Ginny Beakes-Read
Chair, Regulatory and Scientific Committee, IFPMA
Artificial intelligence; machine learning; real-world data; generative biology. What do these popular phrases mean for clinical trial innovation? They mean the potential for greater understanding of diseases; better and more rapid execution of trials; more breakthrough medicines for patients.
Fast-moving technological innovations can also cause uncertainty. To fully leverage these opportunities, we need all stakeholders to evaluate, learn and adapt so that more innovative clinical trials can deliver on the promise we are beginning to see today.
Digital technologies to analyse patient data
Digital technologies — such as wearable devices and electronic health records — have revolutionised clinical trial execution, offering new opportunities for data collection, patient monitoring and remote participation.

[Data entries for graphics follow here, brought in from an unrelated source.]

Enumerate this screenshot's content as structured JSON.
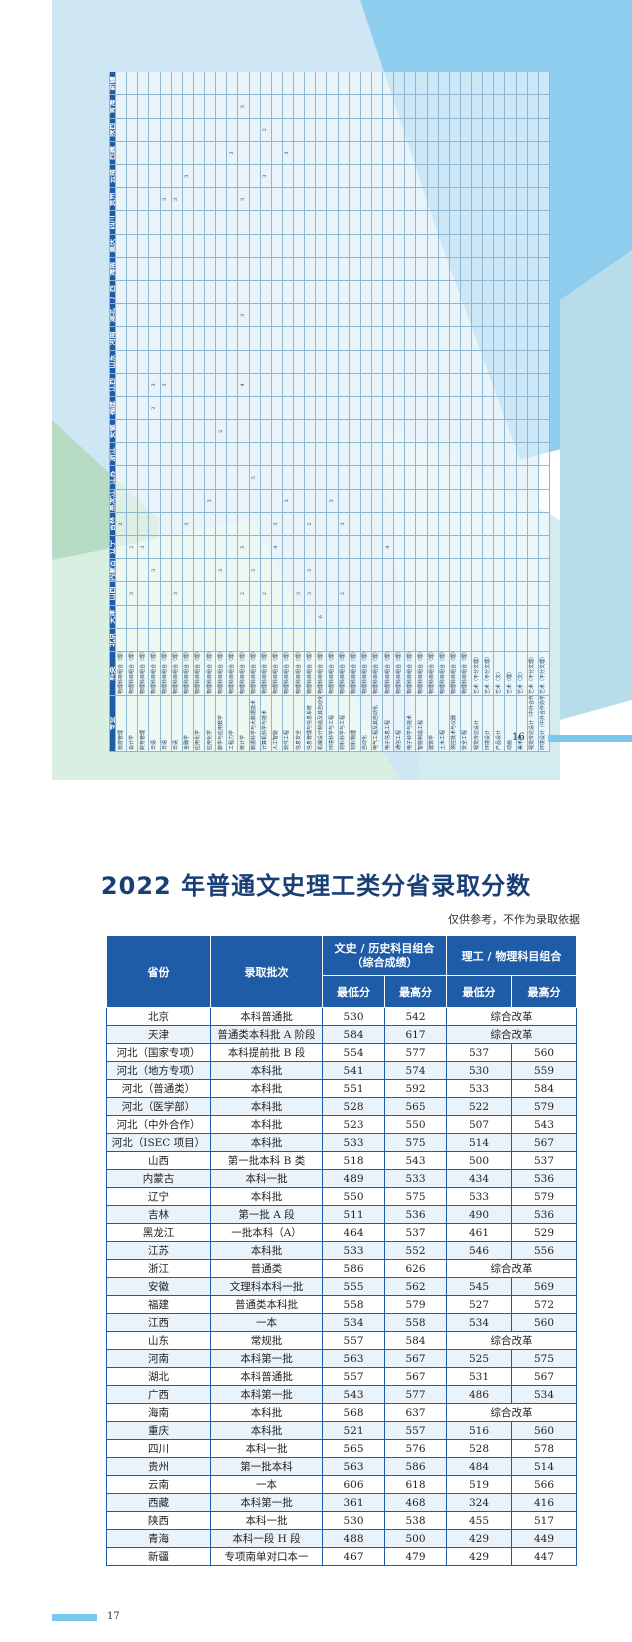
{
  "page16": {
    "page_number": "16",
    "headers": [
      "专业",
      "科类",
      "北京",
      "天津",
      "山西",
      "内蒙古",
      "辽宁",
      "吉林",
      "黑龙江",
      "江苏",
      "浙江",
      "安徽",
      "福建",
      "江西",
      "山东",
      "河南",
      "湖北",
      "广西",
      "海南",
      "重庆",
      "四川",
      "贵州",
      "云南",
      "西藏",
      "陕西",
      "青海",
      "新疆"
    ],
    "rows": [
      [
        "旅游管理",
        "物理科目组合（理）",
        "",
        "",
        "",
        "",
        "",
        "3",
        "",
        "",
        "",
        "",
        "",
        "",
        "",
        "",
        "",
        "",
        "",
        "",
        "",
        "",
        "",
        "",
        "",
        "",
        ""
      ],
      [
        "会计学",
        "物理科目组合（理）",
        "",
        "",
        "3",
        "",
        "2",
        "",
        "",
        "",
        "",
        "",
        "",
        "",
        "",
        "",
        "",
        "",
        "",
        "",
        "",
        "",
        "",
        "",
        "",
        "",
        ""
      ],
      [
        "财务管理",
        "物理科目组合（理）",
        "",
        "",
        "",
        "",
        "3",
        "",
        "",
        "",
        "",
        "",
        "",
        "",
        "",
        "",
        "",
        "",
        "",
        "",
        "",
        "",
        "",
        "",
        "",
        "",
        ""
      ],
      [
        "日语",
        "物理科目组合（理）",
        "",
        "",
        "",
        "3",
        "",
        "",
        "",
        "",
        "",
        "",
        "2",
        "3",
        "",
        "",
        "",
        "",
        "",
        "",
        "",
        "",
        "",
        "",
        "",
        "",
        ""
      ],
      [
        "日语",
        "物理科目组合（理）",
        "",
        "",
        "",
        "",
        "",
        "",
        "",
        "",
        "",
        "",
        "",
        "3",
        "",
        "",
        "",
        "",
        "",
        "",
        "",
        "3",
        "",
        "",
        "",
        "",
        ""
      ],
      [
        "日语",
        "物理科目组合（理）",
        "",
        "",
        "3",
        "",
        "",
        "",
        "",
        "",
        "",
        "",
        "",
        "",
        "",
        "",
        "",
        "",
        "",
        "",
        "",
        "3",
        "",
        "",
        "",
        "",
        ""
      ],
      [
        "金融学",
        "物理科目组合（理）",
        "",
        "",
        "",
        "",
        "",
        "3",
        "",
        "",
        "",
        "",
        "",
        "",
        "",
        "",
        "",
        "",
        "",
        "",
        "",
        "",
        "3",
        "",
        "",
        "",
        ""
      ],
      [
        "应用化学",
        "物理科目组合（理）",
        "",
        "",
        "",
        "",
        "",
        "",
        "",
        "",
        "",
        "",
        "",
        "",
        "",
        "",
        "",
        "",
        "",
        "",
        "",
        "",
        "",
        "",
        "",
        "",
        ""
      ],
      [
        "应用化学",
        "物理科目组合（理）",
        "",
        "",
        "",
        "",
        "",
        "",
        "3",
        "",
        "",
        "",
        "",
        "",
        "",
        "",
        "",
        "",
        "",
        "",
        "",
        "",
        "",
        "",
        "",
        "",
        ""
      ],
      [
        "数学与应用数学",
        "物理科目组合（理）",
        "",
        "",
        "",
        "3",
        "",
        "",
        "",
        "",
        "",
        "2",
        "",
        "",
        "",
        "",
        "",
        "",
        "",
        "",
        "",
        "",
        "",
        "",
        "",
        "",
        ""
      ],
      [
        "工程力学",
        "物理科目组合（理）",
        "",
        "",
        "",
        "",
        "",
        "",
        "",
        "",
        "",
        "",
        "",
        "",
        "",
        "",
        "",
        "",
        "",
        "",
        "",
        "",
        "",
        "3",
        "",
        "",
        ""
      ],
      [
        "统计学",
        "物理科目组合（理）",
        "",
        "",
        "2",
        "",
        "5",
        "",
        "",
        "",
        "",
        "",
        "",
        "4",
        "",
        "",
        "3",
        "",
        "",
        "",
        "",
        "3",
        "",
        "",
        "",
        "3",
        ""
      ],
      [
        "数据科学与大数据技术",
        "物理科目组合（理）",
        "",
        "",
        "",
        "3",
        "",
        "",
        "",
        "5",
        "",
        "",
        "",
        "",
        "",
        "",
        "",
        "",
        "",
        "",
        "",
        "",
        "",
        "",
        "",
        "",
        ""
      ],
      [
        "计算机科学与技术",
        "物理科目组合（理）",
        "",
        "",
        "2",
        "",
        "",
        "",
        "",
        "",
        "",
        "",
        "",
        "",
        "",
        "",
        "",
        "",
        "",
        "",
        "",
        "",
        "3",
        "",
        "2",
        "",
        ""
      ],
      [
        "人工智能",
        "物理科目组合（理）",
        "",
        "",
        "",
        "",
        "4",
        "3",
        "",
        "",
        "",
        "",
        "",
        "",
        "",
        "",
        "",
        "",
        "",
        "",
        "",
        "",
        "",
        "",
        "",
        "",
        ""
      ],
      [
        "软件工程",
        "物理科目组合（理）",
        "",
        "",
        "",
        "",
        "",
        "",
        "3",
        "",
        "",
        "",
        "",
        "",
        "",
        "",
        "",
        "",
        "",
        "",
        "",
        "",
        "",
        "3",
        "",
        "",
        ""
      ],
      [
        "信息安全",
        "物理科目组合（理）",
        "",
        "",
        "3",
        "",
        "",
        "",
        "",
        "",
        "",
        "",
        "",
        "",
        "",
        "",
        "",
        "",
        "",
        "",
        "",
        "",
        "",
        "",
        "",
        "",
        ""
      ],
      [
        "信息管理与信息系统",
        "物理科目组合（理）",
        "",
        "",
        "3",
        "3",
        "",
        "2",
        "",
        "",
        "",
        "",
        "",
        "",
        "",
        "",
        "",
        "",
        "",
        "",
        "",
        "",
        "",
        "",
        "",
        "",
        ""
      ],
      [
        "机械设计制造及其自动化",
        "物理科目组合（理）",
        "",
        "6",
        "",
        "",
        "",
        "",
        "",
        "",
        "",
        "",
        "",
        "",
        "",
        "",
        "",
        "",
        "",
        "",
        "",
        "",
        "",
        "",
        "",
        "",
        ""
      ],
      [
        "环境科学与工程",
        "物理科目组合（理）",
        "",
        "",
        "",
        "",
        "",
        "",
        "3",
        "",
        "",
        "",
        "",
        "",
        "",
        "",
        "",
        "",
        "",
        "",
        "",
        "",
        "",
        "",
        "",
        "",
        ""
      ],
      [
        "材料科学与工程",
        "物理科目组合（理）",
        "",
        "",
        "2",
        "",
        "",
        "3",
        "",
        "",
        "",
        "",
        "",
        "",
        "",
        "",
        "",
        "",
        "",
        "",
        "",
        "",
        "",
        "",
        "",
        "",
        ""
      ],
      [
        "材料物理",
        "物理科目组合（理）",
        "",
        "",
        "",
        "",
        "",
        "",
        "",
        "",
        "",
        "",
        "",
        "",
        "",
        "",
        "",
        "",
        "",
        "",
        "",
        "",
        "",
        "",
        "",
        "",
        ""
      ],
      [
        "自动化",
        "物理科目组合（理）",
        "",
        "",
        "",
        "",
        "",
        "",
        "",
        "",
        "",
        "",
        "",
        "",
        "",
        "",
        "",
        "",
        "",
        "",
        "",
        "",
        "",
        "",
        "",
        "",
        ""
      ],
      [
        "电气工程及其自动化",
        "物理科目组合（理）",
        "",
        "",
        "",
        "",
        "",
        "",
        "",
        "",
        "",
        "",
        "",
        "",
        "",
        "",
        "",
        "",
        "",
        "",
        "",
        "",
        "",
        "",
        "",
        "",
        ""
      ],
      [
        "电子信息工程",
        "物理科目组合（理）",
        "",
        "",
        "",
        "",
        "4",
        "",
        "",
        "",
        "",
        "",
        "",
        "",
        "",
        "",
        "",
        "",
        "",
        "",
        "",
        "",
        "",
        "",
        "",
        "",
        ""
      ],
      [
        "通信工程",
        "物理科目组合（理）",
        "",
        "",
        "",
        "",
        "",
        "",
        "",
        "",
        "",
        "",
        "",
        "",
        "",
        "",
        "",
        "",
        "",
        "",
        "",
        "",
        "",
        "",
        "",
        "",
        ""
      ],
      [
        "电子科学与技术",
        "物理科目组合（理）",
        "",
        "",
        "",
        "",
        "",
        "",
        "",
        "",
        "",
        "",
        "",
        "",
        "",
        "",
        "",
        "",
        "",
        "",
        "",
        "",
        "",
        "",
        "",
        "",
        ""
      ],
      [
        "智能制造工程",
        "物理科目组合（理）",
        "",
        "",
        "",
        "",
        "",
        "",
        "",
        "",
        "",
        "",
        "",
        "",
        "",
        "",
        "",
        "",
        "",
        "",
        "",
        "",
        "",
        "",
        "",
        "",
        ""
      ],
      [
        "建筑学",
        "物理科目组合（理）",
        "",
        "",
        "",
        "",
        "",
        "",
        "",
        "",
        "",
        "",
        "",
        "",
        "",
        "",
        "",
        "",
        "",
        "",
        "",
        "",
        "",
        "",
        "",
        "",
        ""
      ],
      [
        "土木工程",
        "物理科目组合（理）",
        "",
        "",
        "",
        "",
        "",
        "",
        "",
        "",
        "",
        "",
        "",
        "",
        "",
        "",
        "",
        "",
        "",
        "",
        "",
        "",
        "",
        "",
        "",
        "",
        ""
      ],
      [
        "测控技术与仪器",
        "物理科目组合（理）",
        "",
        "",
        "",
        "",
        "",
        "",
        "",
        "",
        "",
        "",
        "",
        "",
        "",
        "",
        "",
        "",
        "",
        "",
        "",
        "",
        "",
        "",
        "",
        "",
        ""
      ],
      [
        "安全工程",
        "物理科目组合（理）",
        "",
        "",
        "",
        "",
        "",
        "",
        "",
        "",
        "",
        "",
        "",
        "",
        "",
        "",
        "",
        "",
        "",
        "",
        "",
        "",
        "",
        "",
        "",
        "",
        ""
      ],
      [
        "视觉传达设计",
        "艺术（不分文理）",
        "",
        "",
        "",
        "",
        "",
        "",
        "",
        "",
        "",
        "",
        "",
        "",
        "",
        "",
        "",
        "",
        "",
        "",
        "",
        "",
        "",
        "",
        "",
        "",
        ""
      ],
      [
        "环境设计",
        "艺术（不分文理）",
        "",
        "",
        "",
        "",
        "",
        "",
        "",
        "",
        "",
        "",
        "",
        "",
        "",
        "",
        "",
        "",
        "",
        "",
        "",
        "",
        "",
        "",
        "",
        "",
        ""
      ],
      [
        "产品设计",
        "艺术（文）",
        "",
        "",
        "",
        "",
        "",
        "",
        "",
        "",
        "",
        "",
        "",
        "",
        "",
        "",
        "",
        "",
        "",
        "",
        "",
        "",
        "",
        "",
        "",
        "",
        ""
      ],
      [
        "动画",
        "艺术（理）",
        "",
        "",
        "",
        "",
        "",
        "",
        "",
        "",
        "",
        "",
        "",
        "",
        "",
        "",
        "",
        "",
        "",
        "",
        "",
        "",
        "",
        "",
        "",
        "",
        ""
      ],
      [
        "美术学",
        "艺术（文）",
        "",
        "",
        "",
        "",
        "",
        "",
        "",
        "",
        "",
        "",
        "",
        "",
        "",
        "",
        "",
        "",
        "",
        "",
        "",
        "",
        "",
        "",
        "",
        "",
        ""
      ],
      [
        "视觉传达设计（中外合作办学）",
        "艺术（不分文理）",
        "",
        "",
        "",
        "",
        "",
        "",
        "",
        "",
        "",
        "",
        "",
        "",
        "",
        "",
        "",
        "",
        "",
        "",
        "",
        "",
        "",
        "",
        "",
        "",
        ""
      ],
      [
        "环境设计（中外合作办学）",
        "艺术（不分文理）",
        "",
        "",
        "",
        "",
        "",
        "",
        "",
        "",
        "",
        "",
        "",
        "",
        "",
        "",
        "",
        "",
        "",
        "",
        "",
        "",
        "",
        "",
        "",
        "",
        ""
      ]
    ]
  },
  "page17": {
    "title": "2022 年普通文史理工类分省录取分数",
    "note": "仅供参考，不作为录取依据",
    "page_number": "17",
    "headers": {
      "province": "省份",
      "batch": "录取批次",
      "arts_group": "文史 / 历史科目组合（综合成绩）",
      "sci_group": "理工 / 物理科目组合",
      "min": "最低分",
      "max": "最高分"
    },
    "rows": [
      {
        "province": "北京",
        "batch": "本科普通批",
        "a_min": "530",
        "a_max": "542",
        "reform": "综合改革"
      },
      {
        "province": "天津",
        "batch": "普通类本科批 A 阶段",
        "a_min": "584",
        "a_max": "617",
        "reform": "综合改革"
      },
      {
        "province": "河北（国家专项）",
        "batch": "本科提前批 B 段",
        "a_min": "554",
        "a_max": "577",
        "s_min": "537",
        "s_max": "560"
      },
      {
        "province": "河北（地方专项）",
        "batch": "本科批",
        "a_min": "541",
        "a_max": "574",
        "s_min": "530",
        "s_max": "559"
      },
      {
        "province": "河北（普通类）",
        "batch": "本科批",
        "a_min": "551",
        "a_max": "592",
        "s_min": "533",
        "s_max": "584"
      },
      {
        "province": "河北（医学部）",
        "batch": "本科批",
        "a_min": "528",
        "a_max": "565",
        "s_min": "522",
        "s_max": "579"
      },
      {
        "province": "河北（中外合作）",
        "batch": "本科批",
        "a_min": "523",
        "a_max": "550",
        "s_min": "507",
        "s_max": "543"
      },
      {
        "province": "河北（ISEC 项目）",
        "batch": "本科批",
        "a_min": "533",
        "a_max": "575",
        "s_min": "514",
        "s_max": "567"
      },
      {
        "province": "山西",
        "batch": "第一批本科 B 类",
        "a_min": "518",
        "a_max": "543",
        "s_min": "500",
        "s_max": "537"
      },
      {
        "province": "内蒙古",
        "batch": "本科一批",
        "a_min": "489",
        "a_max": "533",
        "s_min": "434",
        "s_max": "536"
      },
      {
        "province": "辽宁",
        "batch": "本科批",
        "a_min": "550",
        "a_max": "575",
        "s_min": "533",
        "s_max": "579"
      },
      {
        "province": "吉林",
        "batch": "第一批 A 段",
        "a_min": "511",
        "a_max": "536",
        "s_min": "490",
        "s_max": "536"
      },
      {
        "province": "黑龙江",
        "batch": "一批本科（A）",
        "a_min": "464",
        "a_max": "537",
        "s_min": "461",
        "s_max": "529"
      },
      {
        "province": "江苏",
        "batch": "本科批",
        "a_min": "533",
        "a_max": "552",
        "s_min": "546",
        "s_max": "556"
      },
      {
        "province": "浙江",
        "batch": "普通类",
        "a_min": "586",
        "a_max": "626",
        "reform": "综合改革"
      },
      {
        "province": "安徽",
        "batch": "文理科本科一批",
        "a_min": "555",
        "a_max": "562",
        "s_min": "545",
        "s_max": "569"
      },
      {
        "province": "福建",
        "batch": "普通类本科批",
        "a_min": "558",
        "a_max": "579",
        "s_min": "527",
        "s_max": "572"
      },
      {
        "province": "江西",
        "batch": "一本",
        "a_min": "534",
        "a_max": "558",
        "s_min": "534",
        "s_max": "560"
      },
      {
        "province": "山东",
        "batch": "常规批",
        "a_min": "557",
        "a_max": "584",
        "reform": "综合改革"
      },
      {
        "province": "河南",
        "batch": "本科第一批",
        "a_min": "563",
        "a_max": "567",
        "s_min": "525",
        "s_max": "575"
      },
      {
        "province": "湖北",
        "batch": "本科普通批",
        "a_min": "557",
        "a_max": "567",
        "s_min": "531",
        "s_max": "567"
      },
      {
        "province": "广西",
        "batch": "本科第一批",
        "a_min": "543",
        "a_max": "577",
        "s_min": "486",
        "s_max": "534"
      },
      {
        "province": "海南",
        "batch": "本科批",
        "a_min": "568",
        "a_max": "637",
        "reform": "综合改革"
      },
      {
        "province": "重庆",
        "batch": "本科批",
        "a_min": "521",
        "a_max": "557",
        "s_min": "516",
        "s_max": "560"
      },
      {
        "province": "四川",
        "batch": "本科一批",
        "a_min": "565",
        "a_max": "576",
        "s_min": "528",
        "s_max": "578"
      },
      {
        "province": "贵州",
        "batch": "第一批本科",
        "a_min": "563",
        "a_max": "586",
        "s_min": "484",
        "s_max": "514"
      },
      {
        "province": "云南",
        "batch": "一本",
        "a_min": "606",
        "a_max": "618",
        "s_min": "519",
        "s_max": "566"
      },
      {
        "province": "西藏",
        "batch": "本科第一批",
        "a_min": "361",
        "a_max": "468",
        "s_min": "324",
        "s_max": "416"
      },
      {
        "province": "陕西",
        "batch": "本科一批",
        "a_min": "530",
        "a_max": "538",
        "s_min": "455",
        "s_max": "517"
      },
      {
        "province": "青海",
        "batch": "本科一段 H 段",
        "a_min": "488",
        "a_max": "500",
        "s_min": "429",
        "s_max": "449"
      },
      {
        "province": "新疆",
        "batch": "专项南单对口本一",
        "a_min": "467",
        "a_max": "479",
        "s_min": "429",
        "s_max": "447"
      }
    ]
  }
}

However, tools powered by artificial intelligence (AI) and machine learning (ML) technology go a step further. They can have the potential to analyse patient data, identify drug targets and compounds that may yield large effect sizes, enhance site selection, optimise inclusion/exclusion criteria and aid in the selection of endpoints. These advancements can be an additional tool to empower researchers and promote more informed decision-making.
Researchers can also better understand the feasibility of new medicines by using machine learning models.
AI and ML use in medicine design
Researchers can also better understand the feasibility of new medicines by using machine learning models to design biologics and predict key characteristics, such as viscosity. Using AI/ML models can also help increase diversity in trials by finding the right patients for the right studies at the right time.
Harnessing methodological advancements can enable us to design trials in innovative ways to promote efficiency and outcomes. For example, adaptive trial designs can allow for real-time adjustments based on accumulating data, enabling researchers to better optimize sample sizes, treatment regimens, and patient populations. By embracing adaptive designs, trials can become more agile, faster and more cost-effective.
Multidisciplinary collaboration is the best approach
Despite improved dialogue with regulators, regulatory complexities limit the global adoption of complex trial designs and methodologies. Overcoming these barriers requires collaboration and partnerships among stakeholders in order to foster a multidisciplinary approach to R&D, accelerating the translation of scientific discoveries into tangible patient benefits.
Embracing innovation and fostering collaboration is essential to unlocking the full potential of medical advancements to benefit patients.